Вот так я мысленно с тобой разговаривал и наивно надеялся, что ты меня услышишь или хотя бы почувствуешь на себе мой неотступный взгляд и посмотришь в мою сторону. Но все мои слова ударялись о непроницаемую стену и возвращались назад слабым эхом, разжеванные каменными челюстями стены, высосанные и пустые.
Этот день в конце концов наступил, и значительно раньше, чем я предполагал. А мне казалось, что все будет куда болезненнее...
— Гига, что с тобой? — спросила Лия.
— Мне пора,— поднялась Софико.
— Ни в коем случае,— заволновалась Лия,— я уже накрыла стол.
— Зачем вы беспокоились...
— Что за беспокойство! У нас всегда гости, не помню случая, чтобы мы обедали или ужинали без гостей. Верно, Гига?
— Да,— подтвердил я. Мне уже было все равно.
— Что-то у вас настроение изменилось,— заметила Софико,— вы не устали?
— Напротив, я в прекрасном настроении. Если угодно, включите в программу и пение. Вы не слышали, как я пою?
— Гига! — Лия такими глазами на меня взглянула, что я сразу пришел в себя.
— Мы вас никуда не пустим,— заверил я Софико.—- Вы должны с нами поужинать.
Мы сели за стол, и я тотчас схватился за коньяк.
— Я пью за наше знакомство,— чокнувшись с Софико, я выпил коньяк до дна, налил и снова выпил.
У вас, наверное, сложилось впечатление, что я люблю выпить. Нет, пью я очень редко, когда попадаю в нелепое положение. Впрочем, не так уж часто я влипаю в подобные истории.

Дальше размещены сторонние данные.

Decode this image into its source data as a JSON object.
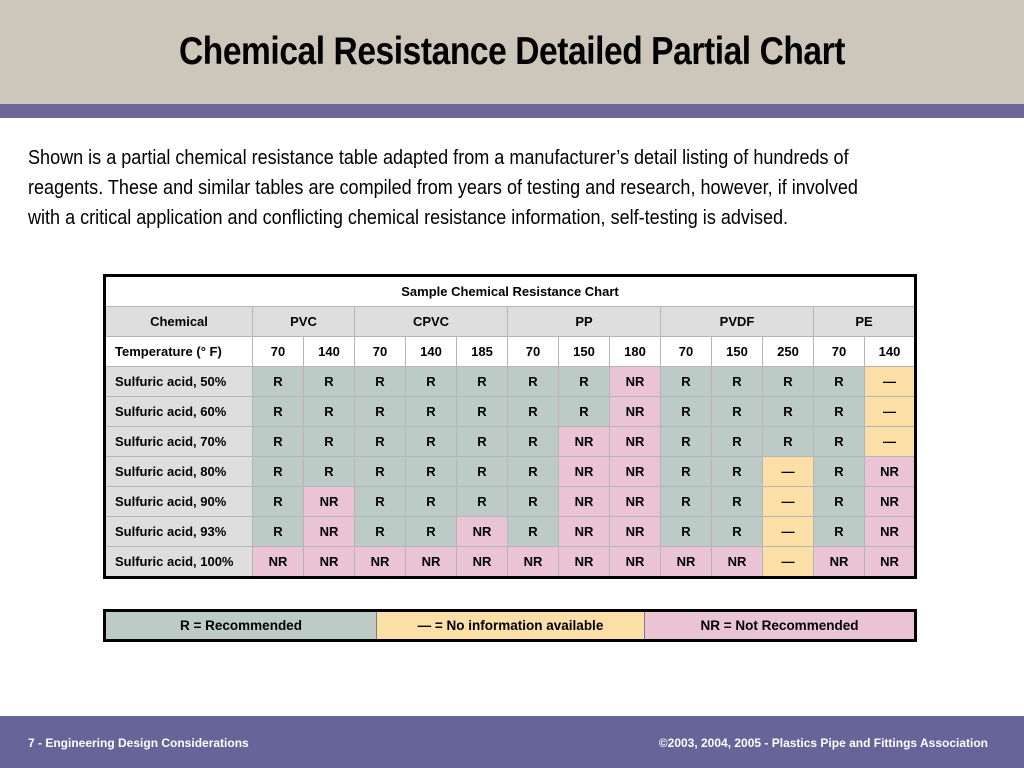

— Закуси,— Лия протянула мне кусок жареного цыпленка.— Сколько времени продлится передача? — обратилась она к Софико.
— Час и десять минут,
— Десять минут прибавили/
— Где Мамука? — спросил я.
— Смотрит телевизор.
Телевизор у нас стоял в лоджии. Там был его храм, и мой сын служил в этом святилище безмолвным послушником. Может, оценив такую жертву, и был ко мне милостив бог телевидения...
Выпитый коньяк давал о себе знать. Я смотрел на женщин и думал: «Что плохого в многоженстве? Сидели бы сейчас две моих жены и мирно ворковали — ничего страшного!» Почувствовав себя султаном, я надолго погрузился в блаженный туман, пока на поверхность не выступили обрывки действительности, как островерхие скалы из воды или обломки затонувшего корабля.